Discussion and Analysis by Charles Porter
Economic Growth in the United States of America, measured by the annualised growth of Gross Domestic Product (GDP), in the second quarter of 2017 was 2.6%. This headline figure, published last month, was an ‘advance estimate’ and will be revised within a second estimate this afternoon. This article covers what is expected by foreign exchange markets and why this release matters.
The release of US GDP advance estimates, alike all nations, comes with an admonition of inaccuracy. In order to provide an indication of macroeconomic performance, statistics agencies use a predefined set of more temporally responsive indicators for indicative purposes. They are, therefore, “incomplete or subject to further revision”.
The Bureau of Economic Analysis correctly identifies that annualised second quarter growth, which was significantly higher than the first quarter revised estimation, was driven by consumption expenditure, export markets and government expenditure. This trend of consumption is in conformity with, and arguably caused by, the “second highest consumer confidence [level] since late 2000” (Bloomberg 2017). The Consumer confidence survey, released yesterday, showed that US consumer confidence has reached 122.9 index points, beating estimates and the previous month’s figure.
Why does this release matter?
A recurring theme in our analysis articles this week has been macroeconomic and political uncertainty surrounding major international currencies. Within the US political economy, an epicentre of these concerns, the Dollar has made losses against other currencies, particularly the Euro which rose above 1.20USD yesterday. The decline of the dollar has been gradual yet pervasive. Therefore, a greater than expected positive economic growth estimate would support a reversal of US Dollar losses.
Moreover, as investors begin to proclaim the curtailment of risk-off movements, which generated the disfavour that the dollar has experienced, positive macroeconomic performance should encourage a stronger dollar. This US-focussed analysis, however, is deliberately ignorant of the Euro’s strength and expected path.

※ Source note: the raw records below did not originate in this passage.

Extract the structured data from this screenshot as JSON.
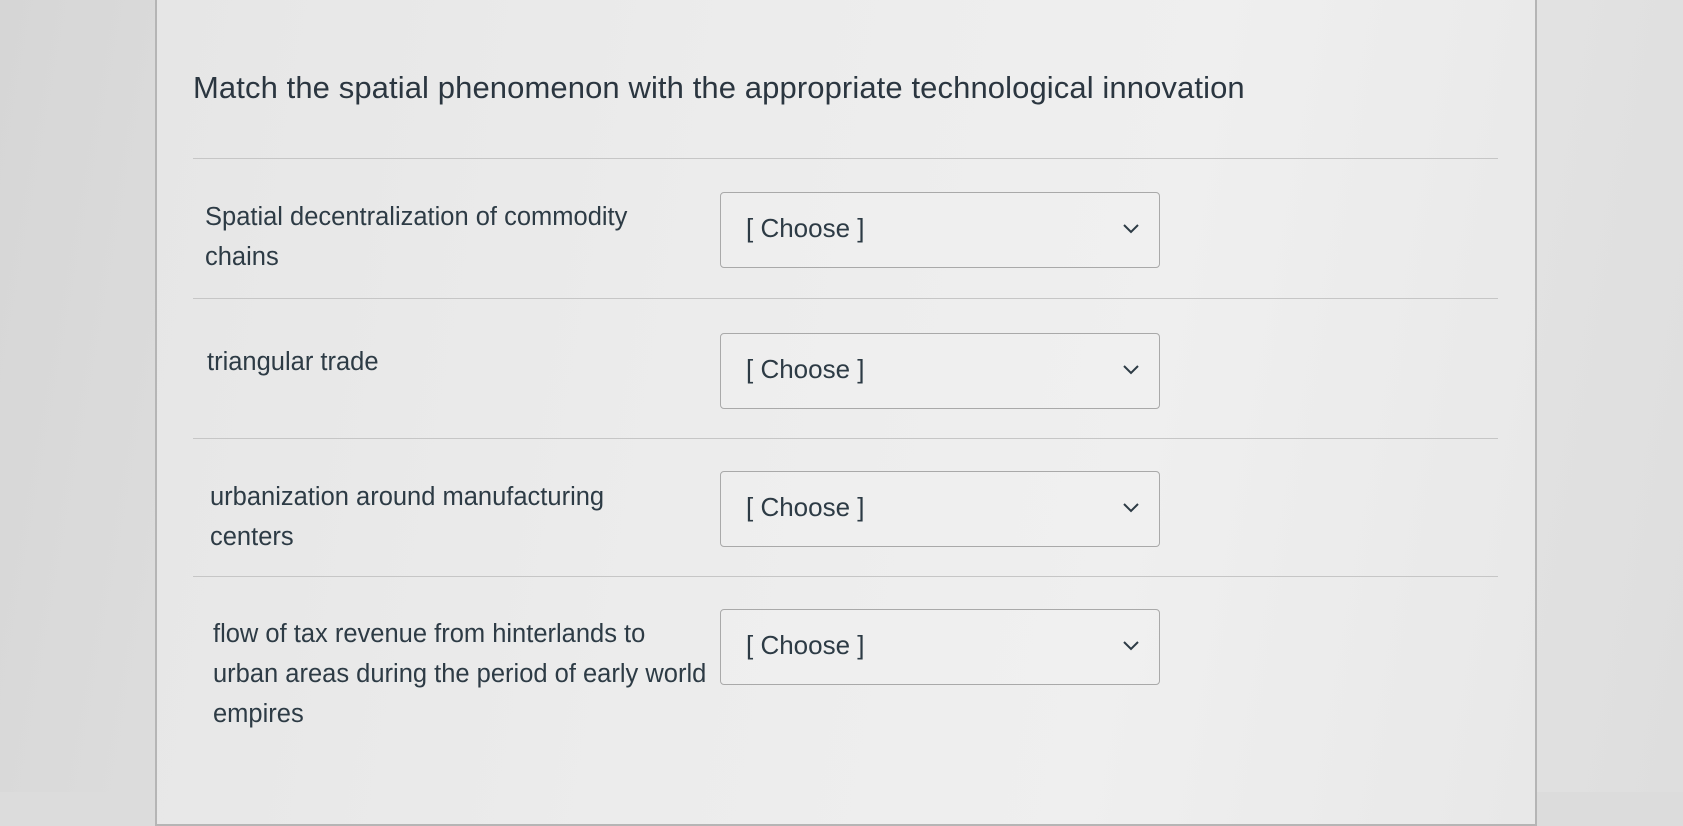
{
  "question": {
    "title": "Match the spatial phenomenon with the appropriate technological innovation"
  },
  "rows": [
    {
      "label": "Spatial decentralization of commodity chains",
      "select_value": "[ Choose ]"
    },
    {
      "label": "triangular trade",
      "select_value": "[ Choose ]"
    },
    {
      "label": "urbanization around manufacturing centers",
      "select_value": "[ Choose ]"
    },
    {
      "label": "flow of tax revenue from hinterlands to urban areas during the period of early world empires",
      "select_value": "[ Choose ]"
    }
  ],
  "icons": {
    "dropdown": "chevron-down-icon"
  }
}
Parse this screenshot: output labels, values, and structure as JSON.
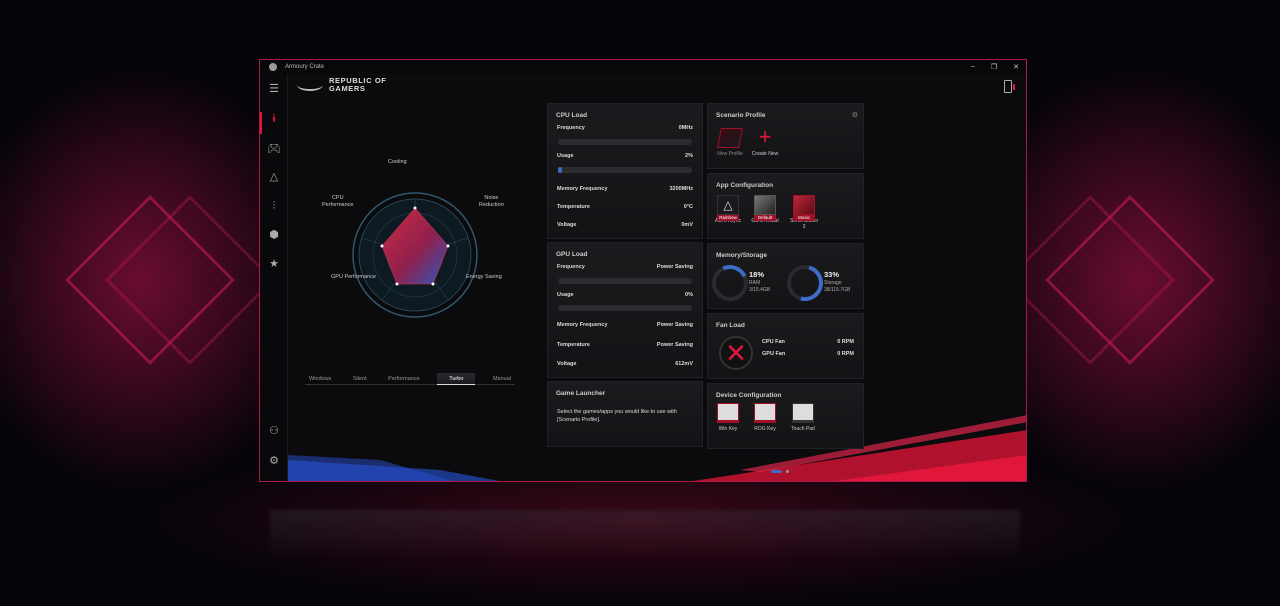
{
  "window": {
    "title": "Armoury Crate",
    "controls": [
      "–",
      "❐",
      "✕"
    ]
  },
  "brand": {
    "line1": "REPUBLIC OF",
    "line2": "GAMERS"
  },
  "sidebar": {
    "items": [
      "menu-icon",
      "home-icon",
      "gamepad-icon",
      "aura-icon",
      "sliders-icon",
      "box-icon",
      "star-icon",
      "user-icon",
      "gear-icon"
    ]
  },
  "radar": {
    "axes": [
      "Cooling",
      "Noise Reduction",
      "Energy Saving",
      "GPU Performance",
      "CPU Performance"
    ],
    "labels": {
      "cooling": "Cooling",
      "noise1": "Noise",
      "noise2": "Reduction",
      "energy": "Energy Saving",
      "gpu": "GPU Performance",
      "cpu1": "CPU",
      "cpu2": "Performance"
    }
  },
  "modes": {
    "items": [
      "Windows",
      "Silent",
      "Performance",
      "Turbo",
      "Manual"
    ],
    "selected": "Turbo"
  },
  "cpu": {
    "title": "CPU Load",
    "frequency_label": "Frequency",
    "frequency": "0MHz",
    "usage_label": "Usage",
    "usage": "2%",
    "usage_fraction": 0.02,
    "memfreq_label": "Memory Frequency",
    "memfreq": "3200MHz",
    "temp_label": "Temperature",
    "temp": "0°C",
    "volt_label": "Voltage",
    "volt": "0mV"
  },
  "gpu": {
    "title": "GPU Load",
    "frequency_label": "Frequency",
    "frequency": "Power Saving",
    "usage_label": "Usage",
    "usage": "0%",
    "memfreq_label": "Memory Frequency",
    "memfreq": "Power Saving",
    "temp_label": "Temperature",
    "temp": "Power Saving",
    "volt_label": "Voltage",
    "volt": "612mV"
  },
  "launcher": {
    "title": "Game Launcher",
    "text1": "Select the games/apps you would like to use with",
    "text2": "[Scenario Profile]."
  },
  "scenario": {
    "title": "Scenario Profile",
    "new_profile": "New Profile",
    "create_new": "Create New"
  },
  "appconfig": {
    "title": "App Configuration",
    "apps": [
      {
        "name": "AURA Sync",
        "tag": "Rainbow"
      },
      {
        "name": "GameVisual",
        "tag": "Default"
      },
      {
        "name1": "Sonic Studio",
        "name2": "3",
        "tag": "Music"
      }
    ]
  },
  "memory": {
    "title": "Memory/Storage",
    "ram_pct": "18%",
    "ram_label": "RAM",
    "ram_val": "3/15.4GB",
    "ram_fraction": 0.18,
    "storage_pct": "33%",
    "storage_label": "Storage",
    "storage_val": "38/115.7GB",
    "storage_fraction": 0.33
  },
  "fan": {
    "title": "Fan Load",
    "cpu_label": "CPU Fan",
    "cpu_val": "0 RPM",
    "gpu_label": "GPU Fan",
    "gpu_val": "0 RPM"
  },
  "device": {
    "title": "Device Configuration",
    "items": [
      "Win Key",
      "ROG Key",
      "Touch Pad"
    ]
  },
  "colors": {
    "accent": "#e0173a",
    "blue": "#3d6bc8"
  }
}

Finally, this release comes as expectations heighten around Trump’s imminent proclamation and clarification on his tax and trade policies. Some investors even see the market reacting to the realisation that the internalisation and pricing of assets and equities, that included expectations of Trump’s proposals, was premature. Surely, a positive economic performance statistic would be a good backdrop to launch this proposal.
What is expected from this release?
Although only a modest revision is anticipated, it remains an upward revision. Therefore, with respect to the advance estimate, the second estimate is supposed to attest to moderately higher growth. However, the propensity for the revision to show a bigger change is clear, with the precedent being well established by previous GDP estimations.
The average revision of GDP national accounting within US releases, from advance-to-second estimation, is 0.5%. This is the average change observed between 1993 and 2014. Therefore, given the importance of this release, shown within the previous section, and a proven capacity for more perceptible change, this GDP result release should be watched carefully as it may exceed expectations.